Mandy Tu (C’21), co-president of the OCCU, opened the annual potluck by sharing that “everyone who comes to Sewanee, whether they are international students or not, brings something distinctly unique with them… Sewanee prides itself on our sense of community and the potluck, inevitably, is a true testament to that.”
She explained the potluck is one of those events that don’t require a lot from its attendees. Rather, the OCCU asks that “you show up, you bring something to share, to join in this community that is comprised of so many amazing individuals, and get to know them better.”
A notable dish was “aloo tikki,” or vegetarian potato cutlets. Originating from Myanmar, this recipe seasons the cutlets with garlic and onion powder, along with black pepper. Cutlets originated in France around 1682 and made their way to the Indian subcontinent by way of either the Dutch or the Portuguese in the 18th century.
Basmati rice was another thoroughly enjoyed dish. The aromatic rice, which is longer and slimmer than traditional rice, comes from a Hindustani word which translates to “fragrant.” In 2018, India was responsible for 90 percent of all basmati rice exportation, with Pakistan contributing the other ten percent.

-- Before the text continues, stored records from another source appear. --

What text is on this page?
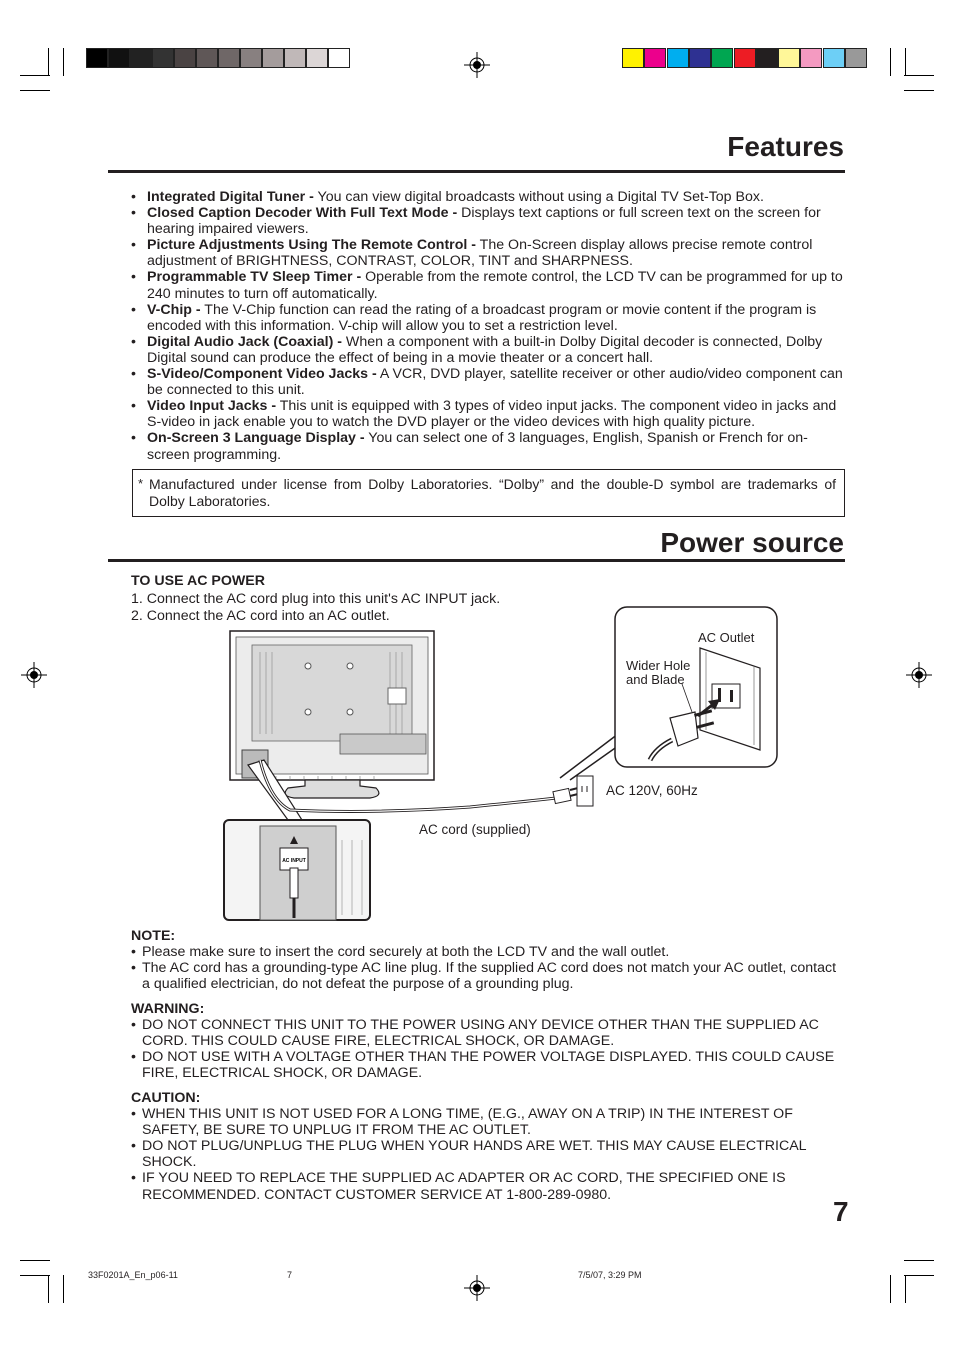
Features
• Integrated Digital Tuner - You can view digital broadcasts without using a Digital TV Set-Top Box.
• Closed Caption Decoder With Full Text Mode - Displays text captions or full screen text on the screen for hearing impaired viewers.
• Picture Adjustments Using The Remote Control - The On-Screen display allows precise remote control adjustment of BRIGHTNESS, CONTRAST, COLOR, TINT and SHARPNESS.
• Programmable TV Sleep Timer - Operable from the remote control, the LCD TV can be programmed for up to 240 minutes to turn off automatically.
• V-Chip - The V-Chip function can read the rating of a broadcast program or movie content if the program is encoded with this information. V-chip will allow you to set a restriction level.
• Digital Audio Jack (Coaxial) - When a component with a built-in Dolby Digital decoder is connected, Dolby Digital sound can produce the effect of being in a movie theater or a concert hall.
• S-Video/Component Video Jacks - A VCR, DVD player, satellite receiver or other audio/video component can be connected to this unit.
• Video Input Jacks - This unit is equipped with 3 types of video input jacks. The component video in jacks and S-video in jack enable you to watch the DVD player or the video devices with high quality picture.
• On-Screen 3 Language Display - You can select one of 3 languages, English, Spanish or French for on-screen programming.
* Manufactured under license from Dolby Laboratories. “Dolby” and the double-D symbol are trademarks of Dolby Laboratories.
Power source
TO USE AC POWER
1. Connect the AC cord plug into this unit's AC INPUT jack.
2. Connect the AC cord into an AC outlet.
AC INPUT
AC Outlet
Wider Hole
and Blade
AC 120V, 60Hz
AC cord (supplied)
NOTE:
• Please make sure to insert the cord securely at both the LCD TV and the wall outlet.
• The AC cord has a grounding-type AC line plug. If the supplied AC cord does not match your AC outlet, contact a qualified electrician, do not defeat the purpose of a grounding plug.
WARNING:
• DO NOT CONNECT THIS UNIT TO THE POWER USING ANY DEVICE OTHER THAN THE SUPPLIED AC CORD. THIS COULD CAUSE FIRE, ELECTRICAL SHOCK, OR DAMAGE.
• DO NOT USE WITH A VOLTAGE OTHER THAN THE POWER VOLTAGE DISPLAYED. THIS COULD CAUSE FIRE, ELECTRICAL SHOCK, OR DAMAGE.
CAUTION:
• WHEN THIS UNIT IS NOT USED FOR A LONG TIME, (E.G., AWAY ON A TRIP) IN THE INTEREST OF SAFETY, BE SURE TO UNPLUG IT FROM THE AC OUTLET.
• DO NOT PLUG/UNPLUG THE PLUG WHEN YOUR HANDS ARE WET. THIS MAY CAUSE ELECTRICAL SHOCK.
• IF YOU NEED TO REPLACE THE SUPPLIED AC ADAPTER OR AC CORD, THE SPECIFIED ONE IS RECOMMENDED. CONTACT CUSTOMER SERVICE AT 1-800-289-0980.
7
33F0201A_En_p06-11	7	7/5/07, 3:29 PM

The Japanese sushi Oinrisan, also called inarizushi, consists of rice inside of a deep fried tofu pocket. It was surprising to see that sushi could be served without fish. The dish was originally used to honor the Japanese deity Inari, who protects crops. Represented by fox statues, people would bring aburaage, or deep fried tofu pockets, to shrines in Japan to pay homage to Inari.
Tu talked about the bittersweetness that accompanies her last year spearheading the event. While putting together such an event is certainly taxing, she clarified that seeing it all comes together makes all the hard work pay off.
“There’s also this trap that you can fall into, of asking minority students to cook the dishes for everyone else to eat. What are the local students bringing to the table?” she posited. “There has to be some give and take. So when people complain that there wasn’t enough food, I ask them to reflect on who it was who actually brought the food and who came to consume it.”